Hay una sensación instintiva que muchos creativos conocen, pero pocos admiten en voz alta: comenzamos a diseñar ideas pensando menos en qué quieren las personas y más en qué validación generará ese contenido, algo que hoy también se vive dentro de muchas agencias de publicidad.
Hay investigación y evidencia que conecta directamente el impacto de los ‘likes’, comentarios y métricas sociales con sentimientos de aprobación, autoestima y pertenencia. En redes sociales, cada like o comentario funciona como una señal de aceptación, y el cerebro lo procesa como una recompensa emocional instantánea, similar a mecanismos biológicos de refuerzo.
Esa dinámica es tan poderosa que ha llevado a que muchas personas se comporten como si la validación en redes fuera una necesidad emocional, incluso cuando el impacto real de ese contenido en el mundo —no solo en la pantalla— es mínimo, incluso dentro de una agencia creativa o un estudio creativo Bogotá, donde en teoría debería primar la exploración sobre la aprobación.
El riesgo creativo de vivir para agradar
Cuando empezamos a diseñar para obtener validación rápida, dejamos de diseñar para conectar profundamente. No es solo retención o visibilidad —es esa búsqueda de confirmación instantánea la que termina marcando cada decisión.
Estudios recientes muestran que valores altos en búsqueda de aprobación digital están asociados con fluctuaciones en la percepción de uno mismo cuando la validación es inconsistente o escasa.

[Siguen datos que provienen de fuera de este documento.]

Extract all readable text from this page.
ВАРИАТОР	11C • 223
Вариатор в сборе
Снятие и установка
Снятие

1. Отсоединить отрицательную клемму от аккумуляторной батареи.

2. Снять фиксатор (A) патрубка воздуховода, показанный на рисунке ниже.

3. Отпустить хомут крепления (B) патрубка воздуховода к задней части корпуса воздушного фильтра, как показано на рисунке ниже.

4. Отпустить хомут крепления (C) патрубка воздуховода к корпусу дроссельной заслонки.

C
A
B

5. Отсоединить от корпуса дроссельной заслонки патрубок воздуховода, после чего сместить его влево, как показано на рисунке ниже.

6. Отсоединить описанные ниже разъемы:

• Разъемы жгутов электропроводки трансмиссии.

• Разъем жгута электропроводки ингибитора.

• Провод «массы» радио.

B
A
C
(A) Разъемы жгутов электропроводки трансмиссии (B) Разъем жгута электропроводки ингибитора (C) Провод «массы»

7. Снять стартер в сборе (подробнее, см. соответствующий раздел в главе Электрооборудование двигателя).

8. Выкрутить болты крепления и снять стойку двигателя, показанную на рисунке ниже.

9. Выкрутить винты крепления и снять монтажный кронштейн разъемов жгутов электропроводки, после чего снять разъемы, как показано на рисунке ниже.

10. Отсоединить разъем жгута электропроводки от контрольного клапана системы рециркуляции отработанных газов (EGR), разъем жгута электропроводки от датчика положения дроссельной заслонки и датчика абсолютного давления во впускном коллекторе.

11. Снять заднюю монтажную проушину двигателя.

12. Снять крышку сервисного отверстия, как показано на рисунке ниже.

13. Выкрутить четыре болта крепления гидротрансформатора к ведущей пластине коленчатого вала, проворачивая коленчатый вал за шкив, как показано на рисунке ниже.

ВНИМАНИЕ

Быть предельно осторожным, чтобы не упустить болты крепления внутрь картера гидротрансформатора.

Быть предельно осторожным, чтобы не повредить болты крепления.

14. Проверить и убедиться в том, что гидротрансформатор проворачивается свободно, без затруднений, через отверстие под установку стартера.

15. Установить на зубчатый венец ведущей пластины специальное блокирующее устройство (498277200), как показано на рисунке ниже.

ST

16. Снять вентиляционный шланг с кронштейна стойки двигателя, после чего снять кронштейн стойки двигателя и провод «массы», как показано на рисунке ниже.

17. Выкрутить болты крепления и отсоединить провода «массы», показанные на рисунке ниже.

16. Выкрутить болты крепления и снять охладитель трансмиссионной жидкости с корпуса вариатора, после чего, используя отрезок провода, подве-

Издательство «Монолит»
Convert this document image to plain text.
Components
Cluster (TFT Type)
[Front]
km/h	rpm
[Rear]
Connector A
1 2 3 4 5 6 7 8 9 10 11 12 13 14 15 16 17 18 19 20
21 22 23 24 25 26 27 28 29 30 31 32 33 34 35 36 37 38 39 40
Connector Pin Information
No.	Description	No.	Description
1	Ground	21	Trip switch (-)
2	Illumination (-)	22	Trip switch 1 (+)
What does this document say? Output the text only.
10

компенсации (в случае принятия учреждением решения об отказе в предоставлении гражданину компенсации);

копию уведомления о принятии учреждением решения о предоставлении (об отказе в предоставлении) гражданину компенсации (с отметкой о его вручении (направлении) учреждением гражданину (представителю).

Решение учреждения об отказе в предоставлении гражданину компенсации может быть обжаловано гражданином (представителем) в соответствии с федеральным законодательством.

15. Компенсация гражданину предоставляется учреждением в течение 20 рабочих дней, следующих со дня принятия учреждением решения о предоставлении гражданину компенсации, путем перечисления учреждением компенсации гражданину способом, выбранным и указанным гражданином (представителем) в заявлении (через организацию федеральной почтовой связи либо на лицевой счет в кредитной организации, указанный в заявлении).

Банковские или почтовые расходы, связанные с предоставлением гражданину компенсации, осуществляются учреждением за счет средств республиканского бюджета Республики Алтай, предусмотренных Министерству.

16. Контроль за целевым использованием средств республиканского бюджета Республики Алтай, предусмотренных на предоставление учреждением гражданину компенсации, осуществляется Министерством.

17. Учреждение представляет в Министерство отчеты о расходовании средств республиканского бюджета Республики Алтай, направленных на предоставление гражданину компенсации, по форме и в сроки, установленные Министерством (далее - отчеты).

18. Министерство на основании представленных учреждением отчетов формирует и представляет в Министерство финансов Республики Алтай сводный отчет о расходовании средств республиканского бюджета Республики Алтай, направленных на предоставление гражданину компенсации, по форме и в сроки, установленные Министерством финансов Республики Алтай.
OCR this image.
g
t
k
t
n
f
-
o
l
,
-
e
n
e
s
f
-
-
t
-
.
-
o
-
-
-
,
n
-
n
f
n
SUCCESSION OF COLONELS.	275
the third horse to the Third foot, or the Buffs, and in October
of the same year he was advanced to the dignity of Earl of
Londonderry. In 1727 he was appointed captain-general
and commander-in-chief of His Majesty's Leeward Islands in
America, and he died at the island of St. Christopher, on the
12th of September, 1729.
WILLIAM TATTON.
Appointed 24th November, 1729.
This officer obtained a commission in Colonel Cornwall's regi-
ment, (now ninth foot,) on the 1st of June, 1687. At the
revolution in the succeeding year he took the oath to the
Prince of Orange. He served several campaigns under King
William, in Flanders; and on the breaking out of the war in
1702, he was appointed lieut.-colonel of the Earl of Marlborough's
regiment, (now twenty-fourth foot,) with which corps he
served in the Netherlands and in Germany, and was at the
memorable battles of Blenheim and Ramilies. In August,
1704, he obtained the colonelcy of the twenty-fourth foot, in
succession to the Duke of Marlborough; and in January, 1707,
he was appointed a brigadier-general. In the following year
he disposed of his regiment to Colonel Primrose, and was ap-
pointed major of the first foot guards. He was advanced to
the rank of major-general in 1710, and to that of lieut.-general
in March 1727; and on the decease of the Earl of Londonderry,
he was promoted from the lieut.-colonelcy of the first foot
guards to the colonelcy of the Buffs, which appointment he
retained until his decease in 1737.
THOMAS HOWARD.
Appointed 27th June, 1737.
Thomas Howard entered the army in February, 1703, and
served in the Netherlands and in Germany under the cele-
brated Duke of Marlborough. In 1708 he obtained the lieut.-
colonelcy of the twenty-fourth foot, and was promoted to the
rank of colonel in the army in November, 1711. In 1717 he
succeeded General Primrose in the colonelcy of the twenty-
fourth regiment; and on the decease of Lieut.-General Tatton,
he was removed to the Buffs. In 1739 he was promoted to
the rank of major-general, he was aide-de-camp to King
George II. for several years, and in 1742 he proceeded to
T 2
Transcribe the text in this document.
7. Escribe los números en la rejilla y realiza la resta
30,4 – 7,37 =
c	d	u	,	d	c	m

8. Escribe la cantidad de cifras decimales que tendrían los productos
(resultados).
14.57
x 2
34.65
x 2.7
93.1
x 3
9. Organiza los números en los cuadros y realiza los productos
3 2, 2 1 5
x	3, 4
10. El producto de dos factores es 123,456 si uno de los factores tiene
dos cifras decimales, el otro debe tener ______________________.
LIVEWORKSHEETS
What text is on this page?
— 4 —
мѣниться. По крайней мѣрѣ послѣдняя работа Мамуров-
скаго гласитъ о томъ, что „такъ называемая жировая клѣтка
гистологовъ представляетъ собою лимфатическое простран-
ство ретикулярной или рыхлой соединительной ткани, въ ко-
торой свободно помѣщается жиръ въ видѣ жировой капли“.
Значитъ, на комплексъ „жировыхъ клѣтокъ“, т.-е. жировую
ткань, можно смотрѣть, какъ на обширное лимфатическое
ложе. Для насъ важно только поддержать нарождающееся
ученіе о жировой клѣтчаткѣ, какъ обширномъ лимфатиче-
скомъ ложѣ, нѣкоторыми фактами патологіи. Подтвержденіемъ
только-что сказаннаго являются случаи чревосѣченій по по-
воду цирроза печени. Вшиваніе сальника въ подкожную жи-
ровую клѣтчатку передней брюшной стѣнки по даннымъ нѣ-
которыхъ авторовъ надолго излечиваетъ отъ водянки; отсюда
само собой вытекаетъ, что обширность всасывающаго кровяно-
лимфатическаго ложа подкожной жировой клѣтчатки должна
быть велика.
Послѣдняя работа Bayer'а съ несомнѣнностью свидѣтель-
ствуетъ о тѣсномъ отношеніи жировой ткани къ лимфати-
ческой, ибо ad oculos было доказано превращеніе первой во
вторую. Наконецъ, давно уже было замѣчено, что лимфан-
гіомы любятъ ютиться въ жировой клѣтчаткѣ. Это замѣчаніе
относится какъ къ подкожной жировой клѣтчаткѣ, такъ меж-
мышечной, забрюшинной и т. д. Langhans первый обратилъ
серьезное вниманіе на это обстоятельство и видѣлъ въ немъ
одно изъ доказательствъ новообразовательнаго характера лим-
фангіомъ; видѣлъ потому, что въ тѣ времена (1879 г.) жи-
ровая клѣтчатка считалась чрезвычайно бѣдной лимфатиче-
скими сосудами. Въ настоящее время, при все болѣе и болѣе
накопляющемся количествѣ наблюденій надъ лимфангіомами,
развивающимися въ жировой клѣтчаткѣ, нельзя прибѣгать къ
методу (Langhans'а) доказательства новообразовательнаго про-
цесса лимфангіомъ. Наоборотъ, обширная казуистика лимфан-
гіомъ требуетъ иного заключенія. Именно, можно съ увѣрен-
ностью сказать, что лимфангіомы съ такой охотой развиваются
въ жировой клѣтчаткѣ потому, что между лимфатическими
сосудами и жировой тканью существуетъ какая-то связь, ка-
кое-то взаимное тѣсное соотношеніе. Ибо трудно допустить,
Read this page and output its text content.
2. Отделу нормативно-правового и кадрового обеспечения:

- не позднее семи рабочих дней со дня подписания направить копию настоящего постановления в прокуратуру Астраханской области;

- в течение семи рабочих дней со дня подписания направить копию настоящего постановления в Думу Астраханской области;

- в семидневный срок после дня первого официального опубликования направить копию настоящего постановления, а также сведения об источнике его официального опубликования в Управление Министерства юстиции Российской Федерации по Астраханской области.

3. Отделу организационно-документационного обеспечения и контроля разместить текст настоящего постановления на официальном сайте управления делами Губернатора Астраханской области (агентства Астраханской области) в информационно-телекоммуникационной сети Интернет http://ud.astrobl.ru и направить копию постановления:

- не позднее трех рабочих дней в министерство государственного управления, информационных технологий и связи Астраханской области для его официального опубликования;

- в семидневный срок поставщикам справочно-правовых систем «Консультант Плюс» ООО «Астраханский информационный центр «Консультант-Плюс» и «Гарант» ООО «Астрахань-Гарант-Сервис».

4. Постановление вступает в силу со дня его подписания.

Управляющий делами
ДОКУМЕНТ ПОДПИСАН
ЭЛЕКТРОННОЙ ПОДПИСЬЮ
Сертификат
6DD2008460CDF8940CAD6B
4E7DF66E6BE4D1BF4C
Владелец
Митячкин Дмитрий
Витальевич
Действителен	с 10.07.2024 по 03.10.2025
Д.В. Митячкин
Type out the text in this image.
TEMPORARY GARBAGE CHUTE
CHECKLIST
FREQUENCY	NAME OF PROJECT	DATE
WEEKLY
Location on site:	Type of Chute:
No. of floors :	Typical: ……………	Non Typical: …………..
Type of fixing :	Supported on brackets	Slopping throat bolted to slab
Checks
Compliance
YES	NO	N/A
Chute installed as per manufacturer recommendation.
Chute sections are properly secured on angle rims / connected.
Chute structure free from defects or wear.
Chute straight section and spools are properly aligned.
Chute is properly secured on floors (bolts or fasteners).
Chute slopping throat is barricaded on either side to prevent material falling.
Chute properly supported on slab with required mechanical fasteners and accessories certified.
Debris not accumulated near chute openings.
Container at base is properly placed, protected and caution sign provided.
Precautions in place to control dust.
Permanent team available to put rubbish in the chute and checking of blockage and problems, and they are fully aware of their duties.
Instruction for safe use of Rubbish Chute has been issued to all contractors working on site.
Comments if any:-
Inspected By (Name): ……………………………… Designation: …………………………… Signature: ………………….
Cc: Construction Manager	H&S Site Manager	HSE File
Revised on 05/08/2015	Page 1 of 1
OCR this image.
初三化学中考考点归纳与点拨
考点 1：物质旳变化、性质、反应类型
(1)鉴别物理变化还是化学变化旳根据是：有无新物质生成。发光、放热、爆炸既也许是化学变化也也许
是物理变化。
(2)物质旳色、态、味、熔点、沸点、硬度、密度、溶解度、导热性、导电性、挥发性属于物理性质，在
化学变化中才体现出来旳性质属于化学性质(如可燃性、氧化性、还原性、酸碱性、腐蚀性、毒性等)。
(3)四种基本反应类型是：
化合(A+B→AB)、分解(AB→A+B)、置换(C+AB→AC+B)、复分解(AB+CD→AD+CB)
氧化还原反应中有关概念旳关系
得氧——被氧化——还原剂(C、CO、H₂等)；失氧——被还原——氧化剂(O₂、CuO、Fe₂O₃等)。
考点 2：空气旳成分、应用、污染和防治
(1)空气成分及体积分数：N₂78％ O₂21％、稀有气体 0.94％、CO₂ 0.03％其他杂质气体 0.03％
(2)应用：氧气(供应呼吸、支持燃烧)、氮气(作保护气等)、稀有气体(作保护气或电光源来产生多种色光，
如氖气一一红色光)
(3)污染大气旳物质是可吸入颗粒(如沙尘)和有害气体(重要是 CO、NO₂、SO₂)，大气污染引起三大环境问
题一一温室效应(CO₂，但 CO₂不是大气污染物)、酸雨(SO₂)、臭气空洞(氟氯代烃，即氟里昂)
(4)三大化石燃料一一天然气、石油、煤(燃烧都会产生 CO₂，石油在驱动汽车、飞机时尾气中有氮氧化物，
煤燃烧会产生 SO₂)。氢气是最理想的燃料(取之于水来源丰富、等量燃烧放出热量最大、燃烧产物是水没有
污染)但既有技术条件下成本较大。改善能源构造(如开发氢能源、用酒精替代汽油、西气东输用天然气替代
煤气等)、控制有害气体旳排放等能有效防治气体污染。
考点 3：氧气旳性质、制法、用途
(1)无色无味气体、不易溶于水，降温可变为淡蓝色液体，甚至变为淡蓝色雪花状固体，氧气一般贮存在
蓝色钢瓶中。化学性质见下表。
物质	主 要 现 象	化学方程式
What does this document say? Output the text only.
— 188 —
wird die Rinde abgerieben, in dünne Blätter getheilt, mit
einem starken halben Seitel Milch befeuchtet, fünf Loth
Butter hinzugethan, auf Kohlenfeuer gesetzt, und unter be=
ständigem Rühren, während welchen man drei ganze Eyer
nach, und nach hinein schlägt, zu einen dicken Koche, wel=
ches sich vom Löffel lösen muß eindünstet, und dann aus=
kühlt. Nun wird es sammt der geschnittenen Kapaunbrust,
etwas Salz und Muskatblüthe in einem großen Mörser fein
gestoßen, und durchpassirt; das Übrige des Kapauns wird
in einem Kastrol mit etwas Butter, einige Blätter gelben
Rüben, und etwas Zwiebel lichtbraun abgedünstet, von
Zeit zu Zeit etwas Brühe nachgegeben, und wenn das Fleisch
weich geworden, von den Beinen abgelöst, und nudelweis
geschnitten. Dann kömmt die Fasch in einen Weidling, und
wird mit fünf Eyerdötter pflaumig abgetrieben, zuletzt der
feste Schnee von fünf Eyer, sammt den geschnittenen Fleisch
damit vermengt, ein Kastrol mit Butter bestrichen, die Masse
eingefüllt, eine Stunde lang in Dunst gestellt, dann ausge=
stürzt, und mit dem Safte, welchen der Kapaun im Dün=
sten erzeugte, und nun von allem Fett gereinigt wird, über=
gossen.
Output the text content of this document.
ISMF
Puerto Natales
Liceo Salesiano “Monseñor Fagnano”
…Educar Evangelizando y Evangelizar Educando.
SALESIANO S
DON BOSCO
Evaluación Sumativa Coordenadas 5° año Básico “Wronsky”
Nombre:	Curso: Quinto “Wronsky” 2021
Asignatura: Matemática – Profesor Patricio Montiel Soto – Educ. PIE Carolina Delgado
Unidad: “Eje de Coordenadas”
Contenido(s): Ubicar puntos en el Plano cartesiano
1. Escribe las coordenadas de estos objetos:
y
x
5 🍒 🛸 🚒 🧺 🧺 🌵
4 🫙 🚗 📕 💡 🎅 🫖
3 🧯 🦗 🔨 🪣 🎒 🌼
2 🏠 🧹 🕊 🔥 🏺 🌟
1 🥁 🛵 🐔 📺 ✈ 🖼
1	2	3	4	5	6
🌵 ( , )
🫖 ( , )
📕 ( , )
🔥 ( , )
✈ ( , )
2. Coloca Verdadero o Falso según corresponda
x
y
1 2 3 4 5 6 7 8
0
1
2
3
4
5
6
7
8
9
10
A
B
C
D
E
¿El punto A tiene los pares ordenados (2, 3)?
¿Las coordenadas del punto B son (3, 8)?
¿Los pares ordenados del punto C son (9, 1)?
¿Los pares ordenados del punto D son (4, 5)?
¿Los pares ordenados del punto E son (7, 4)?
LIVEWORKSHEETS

Eso quiere decir que, emocionalmente, nos volvemos más sensibles a la aprobación externa que a nuestro propio criterio de valor. Para un creativo —y para cualquier equipo dentro de una agencia de publicidad en Bogotá o incluso en distintas agencias publicidad Bogotá— eso es un terreno peligroso.
El efecto indirecto en la creatividad
Si creamos pensando primero en qué placas de validación va a obtener el contenido, inevitablemente lo que queda afuera es la voz propia, la originalidad, la profundidad y la intención humana, algo que muchas empresas de publicidad en Bogotá han empezado a perder en medio de la presión por métricas.
Ésta es la parte más silenciosa del problema: la creatividad empieza a calcular y predecir, en lugar de explorar. El comportamiento creativo se vuelve reactivo (¿qué funcionó la última vez?) en vez de proactivo (¿qué merece ser dicho, escuchado o sentido?).
Y lo que es tendencia, lo que obtiene validación, empieza a definir lo que supuestamente es creativo.
Cuando la validación rápida define lo que hacemos
La pregunta es: si ese enfoque nos está moldeando de forma que traiciona la esencia humana de la creatividad.
Porque una cosa es entretener, otra es conectar.
Las redes pueden empujarte a producir contenido que “funcione” en pantallas, pero eso no garantiza que funcione en personas, algo que debería ser prioridad en cualquier agencia de publicidad creativa, más allá de lo que muchas veces se expone en su portafolio de servicios publicidad.
La creatividad que vale la pena no debería nacer de una necesidad de aprobación instantánea.
Debería nacer de una necesidad de decir algo genuino.